The judge, HHJ Parfitt, had found that the construction of the basement in number 30 to the flank wall of number 28 was intentional and the act of trespass could not have been accidental as there was a willingness to take the risk that it was.
A criticism of the use of the phrase “willingly taking the risk” over the more usual, but archaic, phrase “courting the risk” was rejected, and was not found to lower the test or alter the threshold. The appeal judge, Smith J commented as follows:
“It seems to me that the Judge's formulation is actually quite a good one, provided one does not lose sight of the fact that it is the borderline between reckless and non-reckless conduct that one is focussing on. That borderline really concerns a person's "appetite for risk" (if I can introduce my own attempt at re-phrasing), with intentional conduct unequivocally on the non-accidental side of the line, and a state of mind consciously and reasonably not even anticipating the risk on the accidental side of the line.”

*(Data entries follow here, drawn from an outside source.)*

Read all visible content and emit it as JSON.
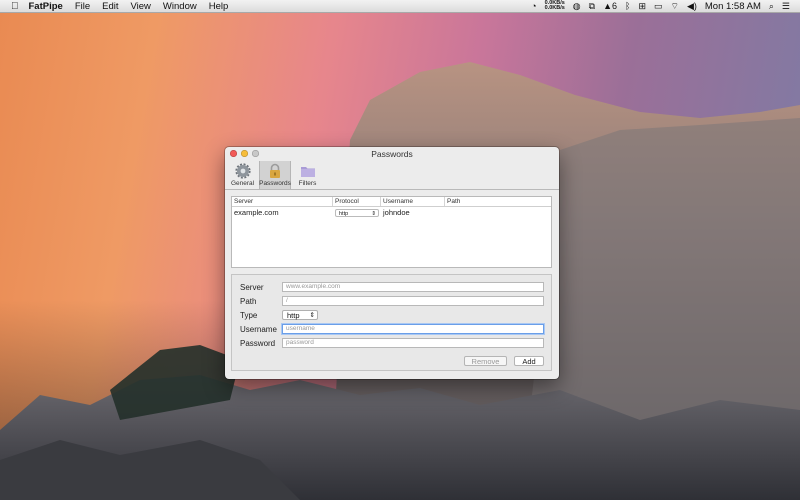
{
  "menubar": {
    "app_name": "FatPipe",
    "menus": [
      "File",
      "Edit",
      "View",
      "Window",
      "Help"
    ],
    "net_up": "0.0KB/s",
    "net_down": "0.0KB/s",
    "notification_count": "6",
    "clock": "Mon 1:58 AM"
  },
  "window": {
    "title": "Passwords",
    "toolbar": [
      {
        "label": "General",
        "icon": "gear-icon"
      },
      {
        "label": "Passwords",
        "icon": "lock-icon"
      },
      {
        "label": "Filters",
        "icon": "folder-icon"
      }
    ],
    "active_tab": "Passwords"
  },
  "table": {
    "columns": [
      "Server",
      "Protocol",
      "Username",
      "Path"
    ],
    "rows": [
      {
        "server": "example.com",
        "protocol": "http",
        "username": "johndoe",
        "path": ""
      }
    ]
  },
  "form": {
    "server_label": "Server",
    "server_placeholder": "www.example.com",
    "path_label": "Path",
    "path_placeholder": "/",
    "type_label": "Type",
    "type_value": "http",
    "username_label": "Username",
    "username_placeholder": "username",
    "password_label": "Password",
    "password_placeholder": "password",
    "remove_label": "Remove",
    "add_label": "Add"
  },
  "colors": {
    "focus_ring": "#6a9ee8",
    "close": "#f25a57",
    "minimize": "#f6bd3b"
  }
}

Secondly, Smith J considered whether Harris had acted recklessly in failing to consider where the true boundary line would be. MacPhail argued that there couldn’t possibly be a finding of recklessness when Harris didn’t know where the boundary line was. However, Smith J stated that in the test for recklessness, it is not a question of belief or understanding alone, but one of the quality of that belief or understanding. The court found that whilst Harris may have believed that the boundary line coincided with the flank wall of number 28, that he must have known that it was at least arguable that it didn’t, and therefore he acted recklessly.
Comment
The judgment in this case provides a useful reminder of the legal tests to be applied when considering where the boundary lies between reckless and accidental acts in the context of public liability policies.
Here, a decision was made to extend the basement either knowing it would be a trespass or willingly taking the risk that it would be. That was sufficient to cross the line and make the conduct not accidental. By contrast, conduct on the accidental side of the line would involve a state of mind where the risk was, consciously and reasonably, not even anticipated.
While the decision is undoubtedly correct, and in line with existing law, it is nevertheless a timely reminder for policyholders that their subjective belief as to a state of affairs, in and of itself, is insufficient to make an unintended outcome accidental in circumstances where, by embarking on a course of conduct that is obviously hazardous, they are willingly taking a risk such that the unintended consequences that follow will be deemed to have been inevitable.